高齢の親が一人で過ごす時間が長い場合や、遠方に住んでいてすぐに様子を見に行けない場合は、警備会社の見守りサービスを活用しましょう。急病や転倒などの緊急時にボタン一つでパトロール員が駆けつける仕組みがあることで、お互いの不安を減らせます。

シニア向け見守りサービス「見守りハピネス」の活用がおすすめ

CSPが提供する「見守りハピネス」は、高齢の親のプライバシーを守りつつ、緊急時の対応力を備えたサービスです。

カメラを使わないセンサーによる見守り

「見守りハピネス」では、室内に設置した各種センサーにより、高齢の親の暮らしを見守ります。カメラで常に監視するわけではないため、親のプライバシーを侵害せず、さりげない見守りが可能です。

パトロール員による駆けつけサービス

体調の急変や転倒などで動けなくなった際、緊急ボタンを押せば、自動的にCSP指令センターに通報され、パトロール員が駆けつけて対応します。
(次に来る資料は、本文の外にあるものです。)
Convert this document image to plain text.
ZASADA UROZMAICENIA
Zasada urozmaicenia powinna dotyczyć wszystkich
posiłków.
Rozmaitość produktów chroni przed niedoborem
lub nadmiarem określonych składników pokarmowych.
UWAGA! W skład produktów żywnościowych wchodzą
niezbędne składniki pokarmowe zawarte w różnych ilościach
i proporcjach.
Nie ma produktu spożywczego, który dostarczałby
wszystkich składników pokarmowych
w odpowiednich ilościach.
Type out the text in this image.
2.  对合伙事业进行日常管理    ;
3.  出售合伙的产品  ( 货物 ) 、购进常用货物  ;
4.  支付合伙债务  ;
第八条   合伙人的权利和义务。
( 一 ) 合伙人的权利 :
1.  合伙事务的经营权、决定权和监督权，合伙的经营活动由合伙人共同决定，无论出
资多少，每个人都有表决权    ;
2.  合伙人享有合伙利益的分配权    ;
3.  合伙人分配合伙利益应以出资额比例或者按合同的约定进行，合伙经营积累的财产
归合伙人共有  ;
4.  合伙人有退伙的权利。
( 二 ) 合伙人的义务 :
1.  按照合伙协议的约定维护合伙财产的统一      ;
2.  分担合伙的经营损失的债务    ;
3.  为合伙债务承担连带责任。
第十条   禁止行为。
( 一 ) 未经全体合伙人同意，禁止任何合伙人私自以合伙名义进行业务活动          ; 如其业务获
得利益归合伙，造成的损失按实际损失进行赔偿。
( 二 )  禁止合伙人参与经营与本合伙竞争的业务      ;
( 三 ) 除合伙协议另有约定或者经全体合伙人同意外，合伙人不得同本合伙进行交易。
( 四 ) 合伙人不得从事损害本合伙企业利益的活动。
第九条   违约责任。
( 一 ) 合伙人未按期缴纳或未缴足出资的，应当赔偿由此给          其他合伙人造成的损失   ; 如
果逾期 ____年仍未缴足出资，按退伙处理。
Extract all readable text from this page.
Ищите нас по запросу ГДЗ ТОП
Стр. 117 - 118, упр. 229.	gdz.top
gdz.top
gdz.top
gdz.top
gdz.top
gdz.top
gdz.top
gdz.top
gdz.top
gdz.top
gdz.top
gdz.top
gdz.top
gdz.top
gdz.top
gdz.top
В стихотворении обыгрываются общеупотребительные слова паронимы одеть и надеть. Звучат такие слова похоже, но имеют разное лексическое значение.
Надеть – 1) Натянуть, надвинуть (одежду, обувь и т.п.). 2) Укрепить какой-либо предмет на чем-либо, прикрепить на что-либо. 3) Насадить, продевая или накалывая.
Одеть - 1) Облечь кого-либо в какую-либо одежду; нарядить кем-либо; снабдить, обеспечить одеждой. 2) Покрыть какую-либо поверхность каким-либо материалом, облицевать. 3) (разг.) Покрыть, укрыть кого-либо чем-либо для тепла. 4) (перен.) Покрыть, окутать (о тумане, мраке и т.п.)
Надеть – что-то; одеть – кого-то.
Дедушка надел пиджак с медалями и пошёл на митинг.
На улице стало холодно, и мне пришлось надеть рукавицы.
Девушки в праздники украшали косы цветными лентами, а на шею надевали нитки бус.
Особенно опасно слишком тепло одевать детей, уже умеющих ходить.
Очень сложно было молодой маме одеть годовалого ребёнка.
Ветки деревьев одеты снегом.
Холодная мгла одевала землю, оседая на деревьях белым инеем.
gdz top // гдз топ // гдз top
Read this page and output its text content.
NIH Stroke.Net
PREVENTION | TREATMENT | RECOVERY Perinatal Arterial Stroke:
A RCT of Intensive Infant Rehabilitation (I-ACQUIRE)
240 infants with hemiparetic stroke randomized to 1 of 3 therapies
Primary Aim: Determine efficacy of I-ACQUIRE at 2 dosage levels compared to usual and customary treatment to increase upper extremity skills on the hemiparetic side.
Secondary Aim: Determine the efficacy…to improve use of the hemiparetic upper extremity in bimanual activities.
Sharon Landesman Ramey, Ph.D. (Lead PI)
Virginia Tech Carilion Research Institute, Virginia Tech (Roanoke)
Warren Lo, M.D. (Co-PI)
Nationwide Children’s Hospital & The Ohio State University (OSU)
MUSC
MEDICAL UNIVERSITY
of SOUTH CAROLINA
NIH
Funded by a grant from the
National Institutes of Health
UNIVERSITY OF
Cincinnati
状況に応じて救急車の要請も行うため、家族がすぐに駆けつけられないときでも安心です。

オプションで火災・ガス漏れの監視も可能

見守り機能に加え、火災監視サービスやガス漏れ監視サービスの追加も可能です。センサーが火災・ガス漏れを検知すると、音で知らせるとともに、CSP指令センターに通報します。高齢者世帯で特に不安な火の不始末に対しても、24時間365日の監視体制で備えられます。

まとめ

高齢の親との接し方に悩み、イライラを抱えてしまうのは、多くの家族が直面する切実な問題です。このような状況を改善していくためには、接し方の工夫だけでなく、生活環境の見直しや外部サポートの活用も欠かせません。近居を選択して自立と見守りの両立を図ったり、地域包括支援センターや民間サービスを頼ったりと、それぞれの家族に合った方法が見つかれば解決できます。

特に、カメラを使わずに暮らしを見守り、必要に応じてパトロール員が駆けつける「見守りハピネス」のようなサービスの導入は、大きな安心材料になるはずです。外部のサービスを取り入れ、親子にとって無理のない距離感を保ちながら、双方が安心して暮らせる環境を整えていきましょう。